How has liquidity held up during the crisis period?

Liquidity in 2022 has been relatively orderly. Unlike in 2020, there are fewer forced sellers moving large blocks of risk in size and pushing the market down. In late February and early March we were still able to add risk in names we liked at prices in the low 90’s where clear catalysts were present. We saw the opportunity as more of a “mini-dislocation,” primarily in high yield bonds, given how well the loan market has held up. The primary market has been pretty stagnant for almost two months, which will eventually force companies in need of refinancing to come back to markets, even if they would rather not pay higher rates. This limited primary activity has also caused a slight disruption in primary issuance of CLOs, which has offered some attractive spread levels on Single-B through Single-A risk tranches compared to the past few years in the market.
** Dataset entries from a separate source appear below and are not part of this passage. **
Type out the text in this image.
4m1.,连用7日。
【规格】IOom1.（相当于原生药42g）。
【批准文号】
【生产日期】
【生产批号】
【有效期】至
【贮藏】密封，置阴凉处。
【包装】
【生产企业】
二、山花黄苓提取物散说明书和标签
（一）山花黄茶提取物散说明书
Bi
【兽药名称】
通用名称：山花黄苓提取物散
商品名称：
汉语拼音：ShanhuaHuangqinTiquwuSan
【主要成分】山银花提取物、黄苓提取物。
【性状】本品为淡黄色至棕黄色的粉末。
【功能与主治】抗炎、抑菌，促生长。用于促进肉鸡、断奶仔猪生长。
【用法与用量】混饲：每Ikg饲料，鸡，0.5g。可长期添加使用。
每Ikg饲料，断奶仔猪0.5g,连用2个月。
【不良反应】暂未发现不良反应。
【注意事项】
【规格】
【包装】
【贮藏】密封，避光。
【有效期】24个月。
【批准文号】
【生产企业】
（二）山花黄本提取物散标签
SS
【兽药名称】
Where do you see value in the current sell-off in secondary bonds and loan markets?

We’ve been focused on senior secured risk in names we already know, with shorter term maturities (<2.5 years). It’s possible to find some convexity, even if the market goes wider from here. Loans have held in well, so value is limited, but with high yield down 5%-6% YTD, you would expect loans to also be impacted if markets head more into risk-off territory. We haven’t seen disorderly selling, though a sustained period of equity underperformance will potentially lead to a rebalancing of portfolios, and either a shift from equity to credit, or a broader risk-off market. We generally hold a bit of dry powder in our accounts to best react to these scenarios.

Private markets and ESG – What are your expectations when it comes to ESG and private markets moving forwards?

More focus on ESG is the way the market is moving. We are seeing this especially in Europe, which is leading these efforts by a wide margin relative to the US where we still see some very binary approaches to ESG. We are probably entering a phase in the ESG market where the proliferation of ESG-related products will lead to a more refined approach from investors trying to discern the strategy differences of funds, claiming to achieve various level of compliance with regulation such as the EU’s Sustainable Finance Disclosure Regulation (SFDR) and Taxonomy Regulation. We have always had an ESG focus, but have been conservative in how aggressively we characterise that against market conventions and definitions to ensure we do not fall into greenwashing territory. As the parameters of the regulation (i.e. SFDR product level requirements) become more clear, we think that will help investors distinguish amongst products but will also ensure managers are not using such regulation merely as an ESG labelling tool.